If you want it on your mobile device: such as an iphone or ipad and/or you want to play it offline you will have to pay. At the moment it costs $6.99 (without ads) or $11.99 a month (without ads and with the ability to play it offline so as to save your download allowance). It is the new way to listen to music. CDs are about to go the same way as LPs am afraid.
There are some traps…..you can share your music on Facebook and so unless you check that your settings are secure everyone will know that you’ve been secretly listening to Engleburt Humperdink! And there is one other thing – some say that this is a ‘bait and switch’ trick, that is, that once Spotify has you hooked and you are more than fond of your playlists they will up the price and you will be left with the choice to pay or not and lose your access to the music you have come to love and depend on. Meanwhile I am enjoying it on my laptop for free and it has been fun.

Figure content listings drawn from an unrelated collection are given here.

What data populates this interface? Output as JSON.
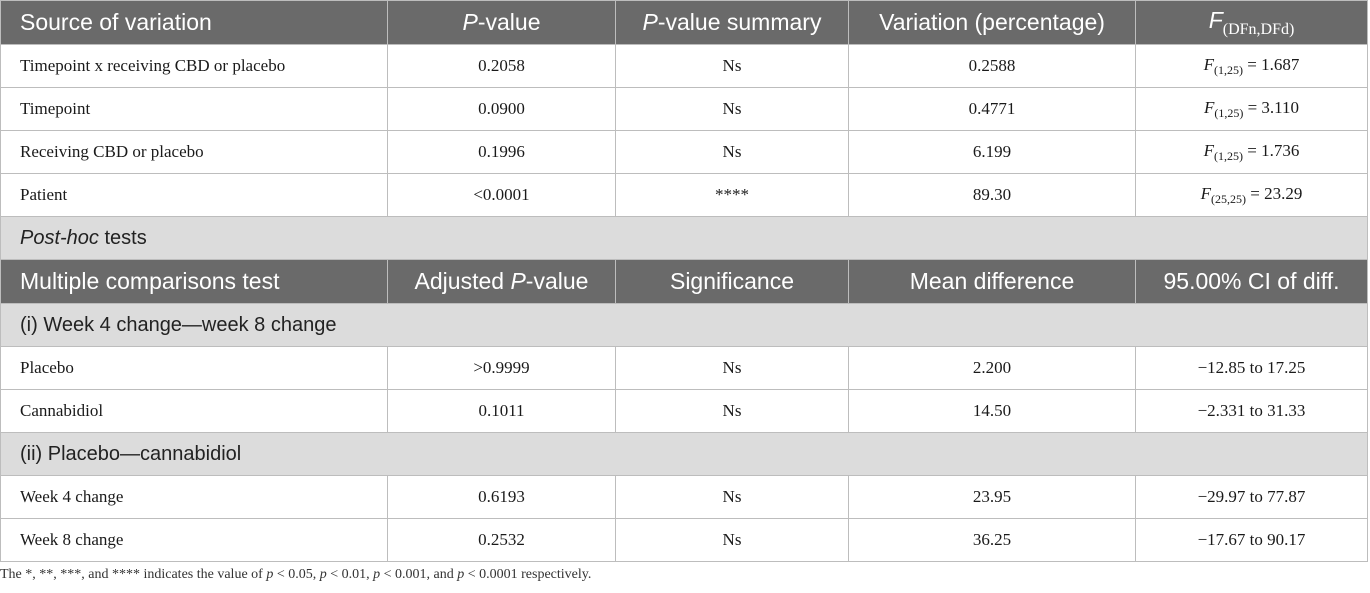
{
  "anova": {
    "headers": {
      "source": "Source of variation",
      "p_italic": "P",
      "p_rest": "-value",
      "summary_italic": "P",
      "summary_rest": "-value summary",
      "variation": "Variation (percentage)",
      "f_letter": "F",
      "f_sub": "(DFn,DFd)"
    },
    "rows": [
      {
        "source": "Timepoint x receiving CBD or placebo",
        "p": "0.2058",
        "summary": "Ns",
        "variation": "0.2588",
        "f_df": "(1,25)",
        "f_value": " = 1.687"
      },
      {
        "source": "Timepoint",
        "p": "0.0900",
        "summary": "Ns",
        "variation": "0.4771",
        "f_df": "(1,25)",
        "f_value": " = 3.110"
      },
      {
        "source": "Receiving CBD or placebo",
        "p": "0.1996",
        "summary": "Ns",
        "variation": "6.199",
        "f_df": "(1,25)",
        "f_value": " = 1.736"
      },
      {
        "source": "Patient",
        "p": "<0.0001",
        "summary": "****",
        "variation": "89.30",
        "f_df": "(25,25)",
        "f_value": " = 23.29"
      }
    ]
  },
  "posthoc": {
    "title_italic": "Post-hoc",
    "title_rest": " tests",
    "headers": {
      "test": "Multiple comparisons test",
      "adj_pre": "Adjusted ",
      "adj_italic": "P",
      "adj_rest": "-value",
      "significance": "Significance",
      "mean_diff": "Mean difference",
      "ci": "95.00% CI of diff."
    },
    "groups": [
      {
        "label": "(i) Week 4 change—week 8 change",
        "rows": [
          {
            "test": "Placebo",
            "adj_p": ">0.9999",
            "significance": "Ns",
            "mean_diff": "2.200",
            "ci": "−12.85 to 17.25"
          },
          {
            "test": "Cannabidiol",
            "adj_p": "0.1011",
            "significance": "Ns",
            "mean_diff": "14.50",
            "ci": "−2.331 to 31.33"
          }
        ]
      },
      {
        "label": "(ii) Placebo—cannabidiol",
        "rows": [
          {
            "test": "Week 4 change",
            "adj_p": "0.6193",
            "significance": "Ns",
            "mean_diff": "23.95",
            "ci": "−29.97 to 77.87"
          },
          {
            "test": "Week 8 change",
            "adj_p": "0.2532",
            "significance": "Ns",
            "mean_diff": "36.25",
            "ci": "−17.67 to 90.17"
          }
        ]
      }
    ]
  },
  "footnote": {
    "part1": "The *, **, ***, and **** indicates the value of ",
    "p1": "p",
    "t1": " < 0.05, ",
    "p2": "p",
    "t2": " < 0.01, ",
    "p3": "p",
    "t3": " < 0.001, and ",
    "p4": "p",
    "t4": " < 0.0001 respectively."
  }
}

If your teens are on it it means that they are listening and downloading music legally – something that teens have tended not to do in the past in their desperation to have access to the latest songs. Now they can and they are not pirating or infringing copyright. Spotify is not the only company to offer this service but it is the only one connected to Facebook and it is likely that teens will come to it in their droves because of this. Be ready to decide if you want to pay for it or if you feel that they should finance it, at $120 a year it is not out of their reach….for now anyway.